The plunging roofline does make for slightly restricted access to the rear seats, and taller folk may find backseat headroom tight. On the other hand, there's no arguing with the generosity of the boot, with its 488-litre capacity.
Up front a major talking point is the Altima's ''zero gravity'' seats developed using Nasa research into the optimal spinal posture of a person in a weightless environment. Leather trimmed and power-adjusting in the Altima Ti, these proved supremely comfortable on test, although more lateral support would have been appreciated during hard cornering.
That said, had Nissan intended positioning the vehicle as one with serious performance pretensions in New Zealand, we would have seen the flagship 3.5litre 183kW/312Nm V6 variant that is offered in Australia as well as the 127kW/230Nm 2.5-litre four-cylinder version.
It is better instead to think of the Altima as a well-appointed cruising saloon. As such, it majors in creature comforts and convenience features. Even in the ST these extend to Bluetooth connectivity for phone and audio devices, cruise control, dualzone climate control steering-wheel controls, and keyless entry and start.
The Ti earns its price premium with a host of extras, including satellite navigation, a seven-inch central colour touchscreen, a premium Bose audio system, blindspot monitoring and lane departure assist, rain-sensing wipers, a power-operated rear sunblind, and both rear-view and surroundview cameras. A system that detects and warns of moving objects around the car when it is stopped, reversing or moving forward slowly is also included, as is NissanConnect, which allows hands-free access to smartphone functions such as Facebook, Google and Twitter via the car's central display screen.

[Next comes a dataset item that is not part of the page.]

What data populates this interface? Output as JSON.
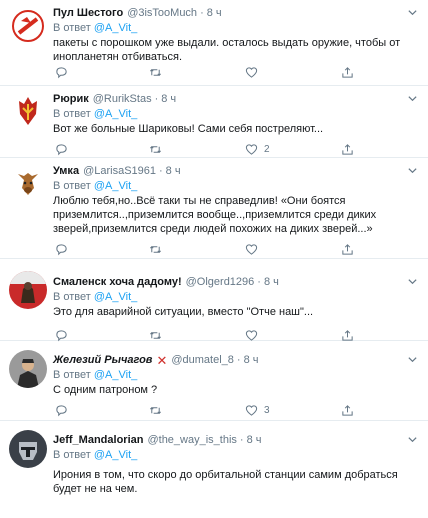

Settling in behind the wheel, one is immediately struck by how well the key instruments and controls are laid out. There's also thoughtful detailing in the storage areas around the front of the cabin, with an array of handy bins, a decent central storage area, and a big glovebox.
Nissan continues its commitment to continuously variable transmission (CVT) technology with the Altima. The efficiency of the CVT transmission brings inherent economy gains, and power delivery is smooth during everyday roundtown and open-road motoring.
Loafing along at a steady open-road pace, the Altima is a long-legged cruiser that feels and sounds refined: the suspension, which tends to the soft and absorbent in its settings, soaks up bumps nicely. There's very little wind noise, minimal engine noise, and road noise is well contained except on the worst of coarse-chip surfaces.
For those times when extra punch is required, the Altima's CVT setup includes a sport mode, which keeps the engine spinning higher in the rev range to access its power and torque more of the time. The extra performance this unleashes comes at the expense of refinement though, as the 2.5-litre engine becomes raucous when worked hard beyond 5500pm.
Handling is competent rather than sparkling, with good grip and a decent resistance to initial understeer. However, while it is much more accomplished dynamically than the Maxima, when really pressed the Altima's steering is too light and the suspension too soft to deliver the kind of incisive handling that will appeal to a really keen driver.
To have expected otherwise would have been to misunderstand the Altima's place in the Kiwi market. It's out there to appeal to fleet buyers in standard guise, and in Ti form to woo private customers who want a reasonably large, well-appointed family saloon.
That diehard enthusiasts may choose to look elsewhere will not worry Nissan a jot.